[HELP] String Manipulation

[surya1990]

hi all
i hve a little problem..
i wanna make simple function to generate/manipulate a string.

Example :
Input string :
vbforums
Output string must be :
v.bforums
vb.forums
vbf.orums
vbfo.rums
vbfor.ums
vbforu.ms
vbforum.s
v.b.forums
v.bf.orums
v.bfor.ums
..etc as posible string(no double)

look simple but a confused with this

please someone help me

[SamOscarBrown]

well, down to the double period, here's the solution...I'll work on the remainder in a moment.
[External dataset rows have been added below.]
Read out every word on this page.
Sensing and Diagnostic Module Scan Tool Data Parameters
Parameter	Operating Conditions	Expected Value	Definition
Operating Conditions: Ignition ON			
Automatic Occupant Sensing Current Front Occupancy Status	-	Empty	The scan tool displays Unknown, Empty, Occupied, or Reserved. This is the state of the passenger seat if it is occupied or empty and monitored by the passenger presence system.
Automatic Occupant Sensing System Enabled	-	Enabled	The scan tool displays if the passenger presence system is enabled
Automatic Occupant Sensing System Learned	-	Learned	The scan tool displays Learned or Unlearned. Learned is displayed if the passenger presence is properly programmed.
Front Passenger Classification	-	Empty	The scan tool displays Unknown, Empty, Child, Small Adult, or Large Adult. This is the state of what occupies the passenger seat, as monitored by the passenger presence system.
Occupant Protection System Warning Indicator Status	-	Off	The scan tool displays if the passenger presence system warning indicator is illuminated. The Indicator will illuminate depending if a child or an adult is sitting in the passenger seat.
Private Sub Command1_Click()

dim myText as string, myNewText as string, x as integer
myText = Text1.Text
For X = 1 To Len(Text1.Text)
myNewText = myNewText + Mid(myText, 1, X) + "." + Mid(myText, X + 1) + vbCr
Next X
End Sub

[surya1990]

well, down to the double period, here's the solution...I'll work on the remainder in a moment.
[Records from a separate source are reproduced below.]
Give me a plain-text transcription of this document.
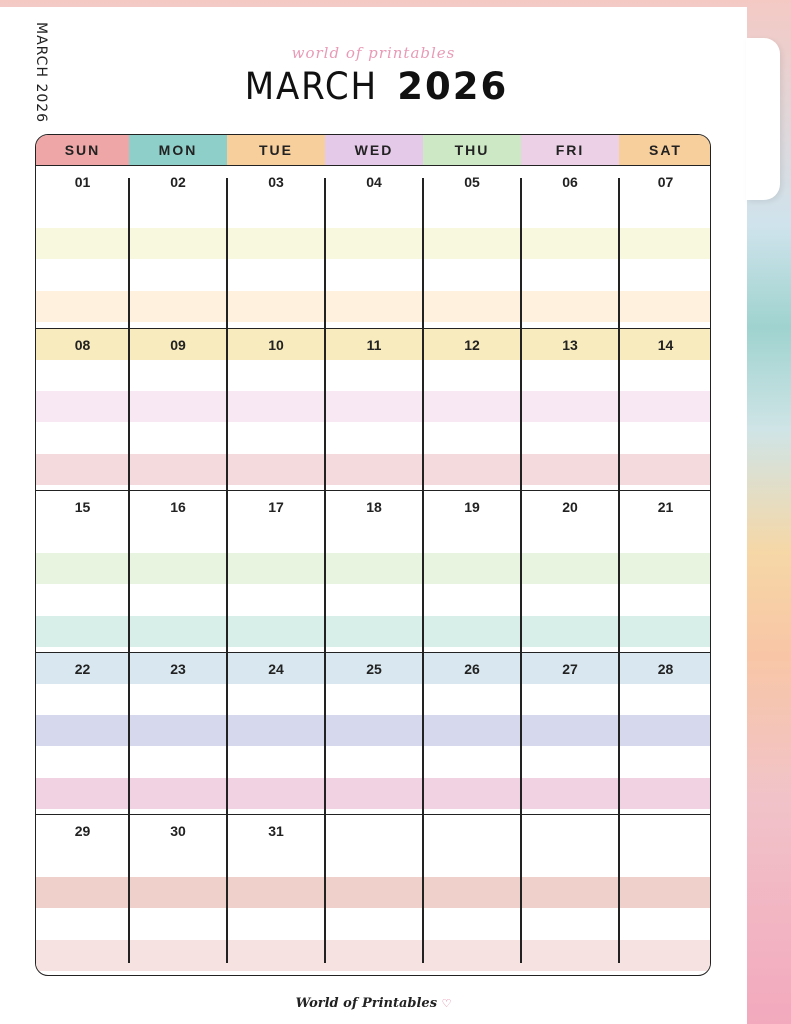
world of printables
MARCH 2026
SUN	MON	TUE	WED	THU	FRI	SAT
01	02	03	04	05	06	07
08	09	10	11	12	13	14
15	16	17	18	19	20	21
22	23	24	25	26	27	28
29	30	31
World of Printables ♡
MARCH 2026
Private Sub Command1_Click()

dim myText as string, myNewText as string, x as integer
myText = Text1.Text
For X = 1 To Len(Text1.Text)
myNewText = myNewText + Mid(myText, 1, X) + "." + Mid(myText, X + 1) + vbCr
Next X
End Sub

thanks fo ur reply.
thats work but i need more output
whit your function output text just :
v.bforums
vb.forums
vbf.orums
vbfo.rums
vbfor.ums
vbforu.ms
vbforum.s

i mean all posible .(dot) watever 1 or 2 or many dot whit word : vbforums
like this:

v.bforums
vb.forums
vbf.orums
vbfo.rums
vbfor.ums
vbforu.ms
vbforum.s
v.b.forums
v.bf.orums
v.bfor.ums
v.bforu.ms
v.bforum.s
v.b.f.orums
.
.
.
vbforu.m.s
.
.
.
until
v.b.f.o.r.u.m.s

and i wanna add output text to Listview.
any idea?
please someone help me

Sorry for my grammar look bad..

[Lenggries]

I suggest you think about this problem a little differently. Given any word of n letters, you have (n-1) slots where a period could appear. Think of those slots like binary number with (n-1) digits. So in the case of "vbforums", where n = 8, the binary number with which you would map the periods would consist of seven digits. Thus:
0000000 = "vbforums"
1000000 = "v.bforums"
...
0100010 = "vb.foru.ms"
...
1111111 = "v.b.f.o.r.u.m.s"

Thus, you have 2^(n-1) permutations of letters and periods. To generate your list, simply iterate from 1 to 2^(n-1) and generate the string accordingly. After that, if you want to place the string in some sort of order, sort it according to whatever rule you want (you could also re-code the mapping so that it generates the results in the correct order if you like, but that would probably be more difficult, although it would run faster).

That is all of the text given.